A study conducted by San Francisco State psychology professor Dr. Kevin Eschleman found that creativity provided the following benefits for employees.
- Improved immune system functioning
- Fewer stress-related visits to the doctor
- Reduced blood pressure
- Reduced absenteeism from work
- Quicker re-employment after job loss
- Improved working memory
Creativity not only helps keep employees engaged, it also provides the company with a happier healthier workplace.
3. Grief Recovery
Grief, unfortunately, is unavoidable. It’s a human experience that we all go through at some point in our life. How we as individuals choose to deal with grief, however, often varies greatly. Psychologist Shelley Carson book’s, Your Creative Brain, explores the effects some of the different types of coping can have on the recovery process.
“From my work with returnees from Iraq and Afghanistan I know that the grieving process is crucial to future happiness and mental health. Many returnees refuse to grieve, thinking it’s a sign of weakness. But it is part of the human experience and is a journey through darkness that has to happen.” Carson’s book lays out many creative activities which facilitate grieving and help the pain subside. This enables the soul grow stronger.
4. Helps the Economy
On a large scale, creativity can help the economy by helping companies to adapt business strategies or invent new technologies. Creativity also gives businesses the flexibility to be able to produce innovative solutions to new problems. Creativity also allows companies to stay relevant and thrive in uncertain economic climates.
On the individual level, creative people also play an important role for businesses. A study by Neil Lee and Andrés Rodríguez-Pose of the London School of Economics found that creative workers play a key role in innovation. According to the study, creative workers were a “significant driver of product innovations overall” and a “key driver of learnt process innovations.”
Creativity can help an individual adapt in times of an uncertain economy. For example, in the age of the internet, many have found creative ways to offer value to companies by using social media as a marketing tool. Others have taken this a step further and turned working completely independently with endeavors such as being a content provider on YouTube.

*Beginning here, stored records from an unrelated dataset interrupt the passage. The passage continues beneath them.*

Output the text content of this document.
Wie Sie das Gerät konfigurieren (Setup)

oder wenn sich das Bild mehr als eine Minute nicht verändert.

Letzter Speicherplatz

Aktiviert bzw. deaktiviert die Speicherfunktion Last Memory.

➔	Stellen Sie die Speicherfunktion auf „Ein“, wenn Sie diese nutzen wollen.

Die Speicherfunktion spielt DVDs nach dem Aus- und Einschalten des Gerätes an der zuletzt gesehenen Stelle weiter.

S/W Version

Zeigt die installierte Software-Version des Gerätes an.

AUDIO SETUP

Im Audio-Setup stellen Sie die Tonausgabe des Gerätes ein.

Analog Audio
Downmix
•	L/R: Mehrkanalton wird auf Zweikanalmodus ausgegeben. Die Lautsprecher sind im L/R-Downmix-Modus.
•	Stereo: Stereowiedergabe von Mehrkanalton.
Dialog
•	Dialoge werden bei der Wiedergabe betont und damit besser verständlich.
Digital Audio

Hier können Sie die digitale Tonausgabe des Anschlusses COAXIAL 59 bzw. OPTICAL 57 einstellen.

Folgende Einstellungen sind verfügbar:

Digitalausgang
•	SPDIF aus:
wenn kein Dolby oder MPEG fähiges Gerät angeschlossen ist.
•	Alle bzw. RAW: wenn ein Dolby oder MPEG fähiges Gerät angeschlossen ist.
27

There seems to be an idea that creative types, are by nature moody, pensive and prone to depression. We’ve seen this countless times by portrayal of creative characters in novels, film and television. It turns out, however, the melancholy artist type may be a myth.
Scientific research has shown a positive link between creativity and happiness. A team from the University of North Carolina-Greensboro published a report in the journal Psychology of Aesthetics, Creativity, and the Arts in which they conducted an experiment in which college students were studied for a week to examine how their moods correlated with different projects they were working on at the time.

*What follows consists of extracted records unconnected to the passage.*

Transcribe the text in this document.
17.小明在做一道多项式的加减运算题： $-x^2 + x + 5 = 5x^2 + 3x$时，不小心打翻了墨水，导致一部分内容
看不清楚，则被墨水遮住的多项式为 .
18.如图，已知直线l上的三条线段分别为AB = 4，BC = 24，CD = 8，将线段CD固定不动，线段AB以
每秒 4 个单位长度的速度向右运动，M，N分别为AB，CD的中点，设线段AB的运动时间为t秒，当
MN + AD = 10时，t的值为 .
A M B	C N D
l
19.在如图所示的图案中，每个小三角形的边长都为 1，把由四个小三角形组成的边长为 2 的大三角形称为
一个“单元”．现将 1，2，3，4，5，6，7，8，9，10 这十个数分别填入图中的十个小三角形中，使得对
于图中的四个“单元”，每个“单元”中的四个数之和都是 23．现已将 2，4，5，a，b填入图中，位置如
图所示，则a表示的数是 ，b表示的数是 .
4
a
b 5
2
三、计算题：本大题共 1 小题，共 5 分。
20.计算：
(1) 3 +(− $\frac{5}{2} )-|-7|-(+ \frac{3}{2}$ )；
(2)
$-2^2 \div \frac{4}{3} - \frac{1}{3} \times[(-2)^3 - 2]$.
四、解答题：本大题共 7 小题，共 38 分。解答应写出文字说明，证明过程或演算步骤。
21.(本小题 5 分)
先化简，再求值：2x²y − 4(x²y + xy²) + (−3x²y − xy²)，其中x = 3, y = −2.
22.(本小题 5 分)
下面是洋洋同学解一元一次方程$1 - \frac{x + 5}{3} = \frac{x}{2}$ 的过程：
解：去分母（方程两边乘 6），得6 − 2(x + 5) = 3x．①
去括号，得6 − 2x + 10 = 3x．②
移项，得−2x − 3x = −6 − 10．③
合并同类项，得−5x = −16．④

The researches discovered that many of the students indicated that they were happier while undertaking creative tasks. According to the article, “Interestingly, the researchers found no evidence that negative states such as sadness, anger, or anxiety had any effect on the likelihood of engaging in creative behavior. The stereotype of a neurotic person ‘seeking solace in creativity was clearly not supported in this study,’ they write.”